US President Donald Trump attempted to calm markets, stating on Truth Social that he had a “very good call” with Hezbollah representatives and that “all shooting will stop.” Following these comments, the US Dollar Index (DXY) trimmed part of its intraday gains, trading around 99.16 after reaching a daily high near 99.39, but remained up nearly 0.25% on the day [1].
The Canadian Dollar was further pressured by weak domestic economic data. Bank of Canada (BoC) Senior Deputy Governor Carolyn Rogers noted that “two quarters of annualized GDP decline meets one recession definition,” but cautioned against overemphasizing any single indicator [1]. Slowing economic growth in Canada could reduce pressure on the BoC to raise interest rates, even as rising oil prices worsen the inflation outlook [1].
In contrast, US inflation remains well above the Federal Reserve’s (Fed) 2% target, and economic activity continues to be robust, reinforcing expectations that the Fed could keep interest rates higher for longer or potentially raise rates again if inflation pressures persist [1]. On the data front, the US ISM Manufacturing PMI rose to 54 in May from 52.7 in April, its highest since May 2022, while Canada’s S&P Global Manufacturing PMI eased to 52.9 from 53.3 [1].
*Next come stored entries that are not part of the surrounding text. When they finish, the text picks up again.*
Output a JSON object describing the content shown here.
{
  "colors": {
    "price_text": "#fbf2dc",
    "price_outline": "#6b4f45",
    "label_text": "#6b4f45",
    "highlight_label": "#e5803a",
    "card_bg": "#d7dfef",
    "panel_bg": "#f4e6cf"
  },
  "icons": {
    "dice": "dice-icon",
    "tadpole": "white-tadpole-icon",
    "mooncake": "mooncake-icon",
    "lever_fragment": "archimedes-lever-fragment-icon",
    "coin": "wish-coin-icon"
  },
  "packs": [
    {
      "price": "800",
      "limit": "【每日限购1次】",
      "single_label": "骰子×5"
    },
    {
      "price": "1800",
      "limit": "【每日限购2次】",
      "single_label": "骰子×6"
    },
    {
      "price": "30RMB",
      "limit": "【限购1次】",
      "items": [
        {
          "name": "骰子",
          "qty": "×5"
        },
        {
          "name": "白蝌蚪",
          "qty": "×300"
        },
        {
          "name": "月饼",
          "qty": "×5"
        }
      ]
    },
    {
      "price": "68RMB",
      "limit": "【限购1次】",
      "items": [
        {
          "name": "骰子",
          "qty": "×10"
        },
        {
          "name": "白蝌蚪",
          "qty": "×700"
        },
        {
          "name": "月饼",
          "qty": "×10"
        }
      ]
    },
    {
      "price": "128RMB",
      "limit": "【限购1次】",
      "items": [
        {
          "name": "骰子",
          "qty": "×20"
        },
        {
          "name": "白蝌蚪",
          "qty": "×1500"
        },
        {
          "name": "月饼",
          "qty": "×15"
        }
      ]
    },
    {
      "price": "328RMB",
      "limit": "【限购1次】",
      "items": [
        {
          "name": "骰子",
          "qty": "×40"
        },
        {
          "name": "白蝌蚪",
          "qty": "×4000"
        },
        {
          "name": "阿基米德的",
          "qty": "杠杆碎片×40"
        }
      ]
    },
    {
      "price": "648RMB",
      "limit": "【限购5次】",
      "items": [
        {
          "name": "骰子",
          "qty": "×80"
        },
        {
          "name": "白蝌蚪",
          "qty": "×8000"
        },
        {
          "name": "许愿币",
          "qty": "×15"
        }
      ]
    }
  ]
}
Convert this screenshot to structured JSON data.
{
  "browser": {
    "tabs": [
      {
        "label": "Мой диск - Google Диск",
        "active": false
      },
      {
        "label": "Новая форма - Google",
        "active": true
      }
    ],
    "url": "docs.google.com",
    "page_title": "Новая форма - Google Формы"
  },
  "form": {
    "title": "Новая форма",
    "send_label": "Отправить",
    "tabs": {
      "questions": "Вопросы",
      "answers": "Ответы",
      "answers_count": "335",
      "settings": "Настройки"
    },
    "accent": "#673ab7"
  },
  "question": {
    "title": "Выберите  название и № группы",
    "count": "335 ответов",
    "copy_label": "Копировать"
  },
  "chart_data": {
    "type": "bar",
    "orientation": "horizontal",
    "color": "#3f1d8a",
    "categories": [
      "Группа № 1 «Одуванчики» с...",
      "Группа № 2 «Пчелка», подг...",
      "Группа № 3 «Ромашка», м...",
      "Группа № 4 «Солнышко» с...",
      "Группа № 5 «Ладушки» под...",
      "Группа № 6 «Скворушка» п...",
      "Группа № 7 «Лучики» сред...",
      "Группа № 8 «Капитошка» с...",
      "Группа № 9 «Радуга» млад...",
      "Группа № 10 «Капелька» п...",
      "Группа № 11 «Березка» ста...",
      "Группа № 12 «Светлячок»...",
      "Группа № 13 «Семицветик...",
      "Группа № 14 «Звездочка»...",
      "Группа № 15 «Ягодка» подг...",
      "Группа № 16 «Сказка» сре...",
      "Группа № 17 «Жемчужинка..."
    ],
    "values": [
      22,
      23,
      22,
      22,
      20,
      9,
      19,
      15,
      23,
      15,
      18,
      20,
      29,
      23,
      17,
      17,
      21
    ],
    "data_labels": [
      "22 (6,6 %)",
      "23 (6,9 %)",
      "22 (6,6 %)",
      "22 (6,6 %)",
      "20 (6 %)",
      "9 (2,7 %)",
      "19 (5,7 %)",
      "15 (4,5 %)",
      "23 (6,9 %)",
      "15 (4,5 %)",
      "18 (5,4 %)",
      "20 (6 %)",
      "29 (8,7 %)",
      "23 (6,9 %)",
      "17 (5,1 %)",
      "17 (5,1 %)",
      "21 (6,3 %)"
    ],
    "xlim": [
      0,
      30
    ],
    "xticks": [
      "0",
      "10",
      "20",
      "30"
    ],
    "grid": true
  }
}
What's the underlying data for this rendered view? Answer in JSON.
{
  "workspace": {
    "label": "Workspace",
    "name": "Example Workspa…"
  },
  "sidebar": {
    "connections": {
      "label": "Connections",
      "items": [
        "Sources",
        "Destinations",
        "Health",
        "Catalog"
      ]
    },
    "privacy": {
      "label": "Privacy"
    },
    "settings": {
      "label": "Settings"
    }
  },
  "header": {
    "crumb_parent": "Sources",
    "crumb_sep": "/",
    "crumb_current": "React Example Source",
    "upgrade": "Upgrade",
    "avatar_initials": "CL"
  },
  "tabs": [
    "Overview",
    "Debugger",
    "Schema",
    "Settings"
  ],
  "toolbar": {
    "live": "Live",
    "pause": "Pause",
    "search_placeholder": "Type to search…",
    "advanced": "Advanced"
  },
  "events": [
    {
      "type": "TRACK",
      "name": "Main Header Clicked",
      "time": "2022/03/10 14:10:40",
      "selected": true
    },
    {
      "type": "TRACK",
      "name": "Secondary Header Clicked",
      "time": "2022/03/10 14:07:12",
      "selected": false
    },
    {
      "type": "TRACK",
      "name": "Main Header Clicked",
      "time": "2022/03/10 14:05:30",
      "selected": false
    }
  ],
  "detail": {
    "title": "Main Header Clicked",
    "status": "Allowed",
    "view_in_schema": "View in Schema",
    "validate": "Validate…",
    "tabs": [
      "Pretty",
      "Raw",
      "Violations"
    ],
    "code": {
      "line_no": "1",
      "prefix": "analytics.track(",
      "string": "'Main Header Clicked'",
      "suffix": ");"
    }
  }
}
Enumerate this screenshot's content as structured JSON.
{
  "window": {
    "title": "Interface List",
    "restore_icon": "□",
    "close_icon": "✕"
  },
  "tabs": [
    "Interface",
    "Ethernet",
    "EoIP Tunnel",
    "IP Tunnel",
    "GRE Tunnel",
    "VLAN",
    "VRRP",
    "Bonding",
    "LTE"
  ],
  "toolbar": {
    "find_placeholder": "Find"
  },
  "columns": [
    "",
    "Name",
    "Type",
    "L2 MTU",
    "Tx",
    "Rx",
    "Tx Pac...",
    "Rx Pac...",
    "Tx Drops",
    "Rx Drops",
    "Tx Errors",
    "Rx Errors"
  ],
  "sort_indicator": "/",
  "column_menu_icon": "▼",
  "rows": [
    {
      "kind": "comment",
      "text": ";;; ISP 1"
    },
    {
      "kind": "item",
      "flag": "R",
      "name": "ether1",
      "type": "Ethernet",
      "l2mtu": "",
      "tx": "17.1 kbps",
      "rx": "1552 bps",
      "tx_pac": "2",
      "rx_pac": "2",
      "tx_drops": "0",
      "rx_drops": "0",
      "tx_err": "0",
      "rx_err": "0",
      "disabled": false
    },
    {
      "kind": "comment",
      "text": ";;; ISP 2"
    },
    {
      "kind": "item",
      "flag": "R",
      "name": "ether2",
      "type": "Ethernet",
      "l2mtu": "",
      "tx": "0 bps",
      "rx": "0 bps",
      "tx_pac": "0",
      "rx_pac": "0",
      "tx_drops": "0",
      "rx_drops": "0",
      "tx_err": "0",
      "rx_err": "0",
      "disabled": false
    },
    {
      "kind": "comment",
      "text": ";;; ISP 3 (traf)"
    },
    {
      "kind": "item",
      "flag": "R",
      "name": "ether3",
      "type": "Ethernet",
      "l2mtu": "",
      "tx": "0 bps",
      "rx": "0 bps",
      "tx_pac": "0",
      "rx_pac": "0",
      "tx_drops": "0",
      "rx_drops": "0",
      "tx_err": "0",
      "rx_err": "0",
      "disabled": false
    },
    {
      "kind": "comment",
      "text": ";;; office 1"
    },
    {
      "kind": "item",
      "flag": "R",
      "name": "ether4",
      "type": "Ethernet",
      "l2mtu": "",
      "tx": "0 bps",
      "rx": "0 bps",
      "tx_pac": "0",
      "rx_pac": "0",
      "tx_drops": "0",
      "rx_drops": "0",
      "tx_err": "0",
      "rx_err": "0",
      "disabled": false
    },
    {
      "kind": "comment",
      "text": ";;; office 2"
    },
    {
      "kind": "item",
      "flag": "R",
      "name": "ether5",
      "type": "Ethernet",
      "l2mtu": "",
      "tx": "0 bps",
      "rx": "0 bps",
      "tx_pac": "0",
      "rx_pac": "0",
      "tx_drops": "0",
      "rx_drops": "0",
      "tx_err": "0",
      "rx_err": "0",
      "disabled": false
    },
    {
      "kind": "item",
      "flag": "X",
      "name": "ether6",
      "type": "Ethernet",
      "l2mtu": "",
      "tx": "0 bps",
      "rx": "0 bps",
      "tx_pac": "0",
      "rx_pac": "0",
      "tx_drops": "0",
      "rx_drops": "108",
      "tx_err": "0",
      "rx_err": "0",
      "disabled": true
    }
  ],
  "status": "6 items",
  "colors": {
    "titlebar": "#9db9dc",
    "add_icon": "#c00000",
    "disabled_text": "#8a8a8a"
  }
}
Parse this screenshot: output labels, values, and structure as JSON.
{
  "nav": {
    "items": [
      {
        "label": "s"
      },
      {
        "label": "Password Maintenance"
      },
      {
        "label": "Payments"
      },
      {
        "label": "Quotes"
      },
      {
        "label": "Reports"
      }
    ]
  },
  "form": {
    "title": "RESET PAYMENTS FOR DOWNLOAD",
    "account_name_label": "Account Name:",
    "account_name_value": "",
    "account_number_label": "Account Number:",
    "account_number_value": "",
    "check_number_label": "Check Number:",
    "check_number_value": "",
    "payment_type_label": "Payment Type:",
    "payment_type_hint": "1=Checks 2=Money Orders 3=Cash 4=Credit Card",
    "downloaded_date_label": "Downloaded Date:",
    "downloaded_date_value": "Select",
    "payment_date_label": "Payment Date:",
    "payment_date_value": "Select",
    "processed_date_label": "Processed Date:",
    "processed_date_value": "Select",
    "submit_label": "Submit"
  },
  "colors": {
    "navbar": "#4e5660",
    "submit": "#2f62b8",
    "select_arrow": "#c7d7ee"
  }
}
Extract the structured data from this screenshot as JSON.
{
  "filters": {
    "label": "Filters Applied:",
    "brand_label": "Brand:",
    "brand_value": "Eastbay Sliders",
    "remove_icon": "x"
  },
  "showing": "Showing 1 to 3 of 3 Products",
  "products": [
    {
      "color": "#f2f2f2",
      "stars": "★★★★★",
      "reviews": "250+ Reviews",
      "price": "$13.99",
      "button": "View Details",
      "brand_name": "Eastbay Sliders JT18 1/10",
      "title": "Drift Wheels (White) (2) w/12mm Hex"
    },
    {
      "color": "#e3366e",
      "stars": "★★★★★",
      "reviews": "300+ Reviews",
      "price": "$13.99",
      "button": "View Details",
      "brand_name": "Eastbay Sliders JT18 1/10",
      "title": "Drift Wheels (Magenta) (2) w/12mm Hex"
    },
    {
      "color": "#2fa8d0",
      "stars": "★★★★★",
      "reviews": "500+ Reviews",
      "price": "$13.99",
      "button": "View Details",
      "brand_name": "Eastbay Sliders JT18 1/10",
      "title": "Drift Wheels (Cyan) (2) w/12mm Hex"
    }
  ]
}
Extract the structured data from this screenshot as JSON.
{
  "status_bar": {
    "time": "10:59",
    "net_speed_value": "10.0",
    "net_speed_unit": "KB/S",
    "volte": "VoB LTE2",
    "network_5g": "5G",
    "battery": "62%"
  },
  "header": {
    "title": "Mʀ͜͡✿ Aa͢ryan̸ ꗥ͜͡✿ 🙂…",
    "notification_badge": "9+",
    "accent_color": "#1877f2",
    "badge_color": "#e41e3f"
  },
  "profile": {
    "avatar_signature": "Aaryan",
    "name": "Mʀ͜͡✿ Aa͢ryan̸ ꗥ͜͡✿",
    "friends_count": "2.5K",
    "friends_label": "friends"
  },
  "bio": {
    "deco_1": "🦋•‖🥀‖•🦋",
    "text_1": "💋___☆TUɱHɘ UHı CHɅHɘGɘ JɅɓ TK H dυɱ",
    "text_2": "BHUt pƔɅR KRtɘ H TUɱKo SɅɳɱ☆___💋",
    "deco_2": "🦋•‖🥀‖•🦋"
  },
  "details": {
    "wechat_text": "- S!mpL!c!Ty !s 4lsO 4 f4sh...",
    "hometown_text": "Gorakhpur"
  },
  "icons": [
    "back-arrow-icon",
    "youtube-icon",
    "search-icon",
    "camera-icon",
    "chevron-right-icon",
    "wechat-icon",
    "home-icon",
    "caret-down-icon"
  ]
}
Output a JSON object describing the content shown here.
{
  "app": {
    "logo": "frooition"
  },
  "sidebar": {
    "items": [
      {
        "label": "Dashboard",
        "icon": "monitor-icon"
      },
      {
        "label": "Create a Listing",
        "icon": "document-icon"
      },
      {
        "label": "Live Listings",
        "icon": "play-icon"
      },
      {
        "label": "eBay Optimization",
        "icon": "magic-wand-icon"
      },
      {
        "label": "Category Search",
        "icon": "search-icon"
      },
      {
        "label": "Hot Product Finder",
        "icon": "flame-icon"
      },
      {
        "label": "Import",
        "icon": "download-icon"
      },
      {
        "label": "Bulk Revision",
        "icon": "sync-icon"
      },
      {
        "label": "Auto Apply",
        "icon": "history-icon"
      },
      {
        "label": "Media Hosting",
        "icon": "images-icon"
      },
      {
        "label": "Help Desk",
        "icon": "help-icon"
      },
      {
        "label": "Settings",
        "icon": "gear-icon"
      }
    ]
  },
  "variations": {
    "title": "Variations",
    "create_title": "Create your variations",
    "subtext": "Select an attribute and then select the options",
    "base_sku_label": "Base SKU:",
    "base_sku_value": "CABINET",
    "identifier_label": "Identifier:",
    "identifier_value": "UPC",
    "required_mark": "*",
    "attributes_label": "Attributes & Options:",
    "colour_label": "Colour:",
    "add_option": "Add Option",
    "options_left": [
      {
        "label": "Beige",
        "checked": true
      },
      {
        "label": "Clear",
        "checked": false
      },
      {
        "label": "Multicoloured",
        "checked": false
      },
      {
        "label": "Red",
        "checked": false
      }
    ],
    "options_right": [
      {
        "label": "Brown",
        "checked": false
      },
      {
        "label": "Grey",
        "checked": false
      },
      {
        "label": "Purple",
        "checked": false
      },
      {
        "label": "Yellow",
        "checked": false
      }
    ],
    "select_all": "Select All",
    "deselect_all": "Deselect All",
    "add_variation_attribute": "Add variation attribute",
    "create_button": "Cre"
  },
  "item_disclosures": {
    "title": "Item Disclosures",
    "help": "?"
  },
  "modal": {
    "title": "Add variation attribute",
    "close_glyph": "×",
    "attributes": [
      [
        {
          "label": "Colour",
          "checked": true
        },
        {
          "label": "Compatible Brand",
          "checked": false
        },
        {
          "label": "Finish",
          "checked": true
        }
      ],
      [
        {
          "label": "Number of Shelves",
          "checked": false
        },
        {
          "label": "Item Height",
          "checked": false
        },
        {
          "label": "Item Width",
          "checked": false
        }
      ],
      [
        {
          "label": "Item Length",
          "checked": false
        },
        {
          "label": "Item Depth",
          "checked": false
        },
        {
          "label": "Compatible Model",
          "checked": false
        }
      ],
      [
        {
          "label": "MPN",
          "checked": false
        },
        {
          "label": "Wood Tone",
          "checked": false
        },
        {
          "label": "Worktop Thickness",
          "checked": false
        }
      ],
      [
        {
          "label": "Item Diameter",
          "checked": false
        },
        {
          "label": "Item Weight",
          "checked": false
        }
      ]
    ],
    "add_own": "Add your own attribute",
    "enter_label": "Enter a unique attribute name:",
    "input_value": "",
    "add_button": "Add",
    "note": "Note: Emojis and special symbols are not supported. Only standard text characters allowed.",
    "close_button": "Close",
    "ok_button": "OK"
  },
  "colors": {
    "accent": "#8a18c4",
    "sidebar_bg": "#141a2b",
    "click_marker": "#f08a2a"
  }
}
Looking ahead, markets are focused on upcoming labor market data from both the US and Canada, due on Friday, for further guidance on the interest-rate outlook [1].
CONCLUSION
Geopolitical tensions and diverging economic data have weighed on the Canadian Dollar, while the US Dollar remains supported by safe-haven flows and resilient domestic indicators. Market participants are now awaiting labor market data from both countries for further direction on monetary policy and currency movements.